Das aktuelle Tuberkulose-Geschehen in den HOGA-Schulen trifft auf eine breite öffentliche Aufmerksamkeit. Viele Anfragen erreichen täglich das Gesundheitsamt. Häufig wird die Frage gestellt, inwieweit eine Ansteckungsgefahr besteht. Die wissenschaftliche Erkenntnislage geht davon aus, dass für eine Ansteckung an Tuberkulose in der Regel ein langer, intensiver und enger Kontakt erforderlich ist. Selbst wenn ein Kontakt zu einer an offener Tuberkulose erkrankten Person bestanden hat, gehört sie nicht zu den hoch ansteckenden Infektionserkrankungen und ist heilbar. Auch das eigene Immunsystem spielt eine wichtige Rolle.

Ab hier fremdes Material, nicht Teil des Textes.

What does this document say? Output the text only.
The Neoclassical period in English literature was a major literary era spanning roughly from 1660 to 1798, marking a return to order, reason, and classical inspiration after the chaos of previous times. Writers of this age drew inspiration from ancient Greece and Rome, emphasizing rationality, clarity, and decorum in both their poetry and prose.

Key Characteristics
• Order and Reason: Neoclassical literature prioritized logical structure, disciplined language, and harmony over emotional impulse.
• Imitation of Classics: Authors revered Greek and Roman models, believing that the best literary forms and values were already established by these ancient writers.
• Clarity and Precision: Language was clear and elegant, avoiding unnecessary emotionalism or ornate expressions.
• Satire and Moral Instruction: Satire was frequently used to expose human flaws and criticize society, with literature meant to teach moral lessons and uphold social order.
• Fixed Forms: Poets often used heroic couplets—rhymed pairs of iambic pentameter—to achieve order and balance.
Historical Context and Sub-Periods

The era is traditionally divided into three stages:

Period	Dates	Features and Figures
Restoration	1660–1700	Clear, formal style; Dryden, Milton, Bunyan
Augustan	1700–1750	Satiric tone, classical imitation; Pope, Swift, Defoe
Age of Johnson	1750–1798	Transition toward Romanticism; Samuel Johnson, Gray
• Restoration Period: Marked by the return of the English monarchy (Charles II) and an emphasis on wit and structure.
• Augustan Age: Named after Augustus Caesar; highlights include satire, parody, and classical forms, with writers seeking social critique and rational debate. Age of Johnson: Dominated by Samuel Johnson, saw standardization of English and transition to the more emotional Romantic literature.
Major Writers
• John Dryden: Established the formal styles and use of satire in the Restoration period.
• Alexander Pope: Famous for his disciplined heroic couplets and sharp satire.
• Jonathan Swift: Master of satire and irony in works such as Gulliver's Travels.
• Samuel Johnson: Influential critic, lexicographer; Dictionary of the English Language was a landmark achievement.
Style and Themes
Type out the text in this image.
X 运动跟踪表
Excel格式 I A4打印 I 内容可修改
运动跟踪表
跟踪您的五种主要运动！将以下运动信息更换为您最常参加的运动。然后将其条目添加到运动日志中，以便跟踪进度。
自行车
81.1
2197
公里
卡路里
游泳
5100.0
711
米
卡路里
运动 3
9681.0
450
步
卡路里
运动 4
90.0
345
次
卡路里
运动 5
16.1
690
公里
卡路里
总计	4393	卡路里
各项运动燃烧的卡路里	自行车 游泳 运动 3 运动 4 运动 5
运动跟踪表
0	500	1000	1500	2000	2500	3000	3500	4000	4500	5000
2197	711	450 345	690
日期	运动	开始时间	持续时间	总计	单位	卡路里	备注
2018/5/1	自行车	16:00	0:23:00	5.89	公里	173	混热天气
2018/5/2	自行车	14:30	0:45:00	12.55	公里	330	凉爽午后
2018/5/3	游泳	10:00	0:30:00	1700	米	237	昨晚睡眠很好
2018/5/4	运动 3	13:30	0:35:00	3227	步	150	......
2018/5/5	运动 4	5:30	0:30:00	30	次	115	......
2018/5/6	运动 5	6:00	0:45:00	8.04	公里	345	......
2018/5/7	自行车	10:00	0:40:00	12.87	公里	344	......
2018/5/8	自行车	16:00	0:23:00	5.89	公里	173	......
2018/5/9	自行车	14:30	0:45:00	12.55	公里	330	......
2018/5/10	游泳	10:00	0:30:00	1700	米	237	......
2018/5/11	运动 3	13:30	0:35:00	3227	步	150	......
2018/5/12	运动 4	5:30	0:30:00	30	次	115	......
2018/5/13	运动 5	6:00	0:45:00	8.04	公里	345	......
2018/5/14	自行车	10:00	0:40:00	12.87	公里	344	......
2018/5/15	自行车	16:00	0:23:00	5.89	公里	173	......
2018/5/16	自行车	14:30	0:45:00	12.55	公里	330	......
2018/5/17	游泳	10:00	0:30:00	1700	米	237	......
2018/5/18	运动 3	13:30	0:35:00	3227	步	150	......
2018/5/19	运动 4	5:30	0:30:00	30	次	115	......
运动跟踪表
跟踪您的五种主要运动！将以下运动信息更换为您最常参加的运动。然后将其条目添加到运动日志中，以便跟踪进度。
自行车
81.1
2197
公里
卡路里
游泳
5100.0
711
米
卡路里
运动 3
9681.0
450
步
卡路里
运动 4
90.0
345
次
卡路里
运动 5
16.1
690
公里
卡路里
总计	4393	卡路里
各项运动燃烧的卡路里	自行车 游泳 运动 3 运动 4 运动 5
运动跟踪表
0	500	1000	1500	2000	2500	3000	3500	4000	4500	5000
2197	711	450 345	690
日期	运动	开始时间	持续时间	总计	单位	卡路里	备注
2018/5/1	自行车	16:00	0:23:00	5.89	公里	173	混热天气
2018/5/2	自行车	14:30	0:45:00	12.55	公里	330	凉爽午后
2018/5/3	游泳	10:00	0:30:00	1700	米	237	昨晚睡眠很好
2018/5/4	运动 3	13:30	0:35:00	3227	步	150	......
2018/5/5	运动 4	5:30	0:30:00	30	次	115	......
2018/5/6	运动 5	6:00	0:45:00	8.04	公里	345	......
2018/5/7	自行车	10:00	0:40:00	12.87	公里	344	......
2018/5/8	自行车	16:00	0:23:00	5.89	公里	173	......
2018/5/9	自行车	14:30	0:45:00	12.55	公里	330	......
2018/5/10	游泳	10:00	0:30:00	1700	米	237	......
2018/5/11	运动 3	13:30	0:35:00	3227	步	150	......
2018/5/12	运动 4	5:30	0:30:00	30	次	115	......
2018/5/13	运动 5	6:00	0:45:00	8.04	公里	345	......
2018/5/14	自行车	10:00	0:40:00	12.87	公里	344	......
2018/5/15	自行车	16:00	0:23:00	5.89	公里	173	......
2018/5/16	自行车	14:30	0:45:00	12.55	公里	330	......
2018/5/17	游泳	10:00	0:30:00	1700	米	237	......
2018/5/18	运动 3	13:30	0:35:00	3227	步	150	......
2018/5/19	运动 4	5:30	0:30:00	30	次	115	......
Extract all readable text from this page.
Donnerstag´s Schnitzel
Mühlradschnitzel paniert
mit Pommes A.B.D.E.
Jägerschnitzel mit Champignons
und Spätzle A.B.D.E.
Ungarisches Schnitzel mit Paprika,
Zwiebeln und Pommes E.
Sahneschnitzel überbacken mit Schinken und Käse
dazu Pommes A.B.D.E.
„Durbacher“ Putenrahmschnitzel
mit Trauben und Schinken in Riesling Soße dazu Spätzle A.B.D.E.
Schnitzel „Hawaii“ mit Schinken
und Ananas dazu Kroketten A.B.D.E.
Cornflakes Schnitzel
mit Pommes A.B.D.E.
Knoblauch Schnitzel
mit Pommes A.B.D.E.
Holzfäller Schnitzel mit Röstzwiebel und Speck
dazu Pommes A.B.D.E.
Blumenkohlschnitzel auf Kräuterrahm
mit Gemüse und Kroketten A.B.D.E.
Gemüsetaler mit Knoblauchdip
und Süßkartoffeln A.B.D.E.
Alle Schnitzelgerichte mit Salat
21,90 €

Selbst in engen Räumen, wie beispielsweise Bussen und Bahnen, ist die Wahrscheinlichkeit an Tuberkulose zu erkranken, sehr gering. Das Bakterium kann nur mittels Tröpfcheninfektion über die Luft übertragen werden und nicht durch einen Kontakt mit Handläufen, Halteschlaufen oder Stoffbezügen. Beispielsweise besteht im Vergleich zur Tuberkulose bzgl. einer Ansteckung mit dem Influenza-Virus ein weitaus höheres Risiko. An Tuberkulose erkranken in Dresden im Jahr circa 40 Personen, von denen es innerhalb von drei Jahren statistisch einen Todesfall gibt. Demgegenüber stehen weit über 1 000 Erkrankungsfälle an Influenza in der Grippesaison 2016/17, deren Krankheitsverlauf nicht in allen Fällen glimpflich abläuft.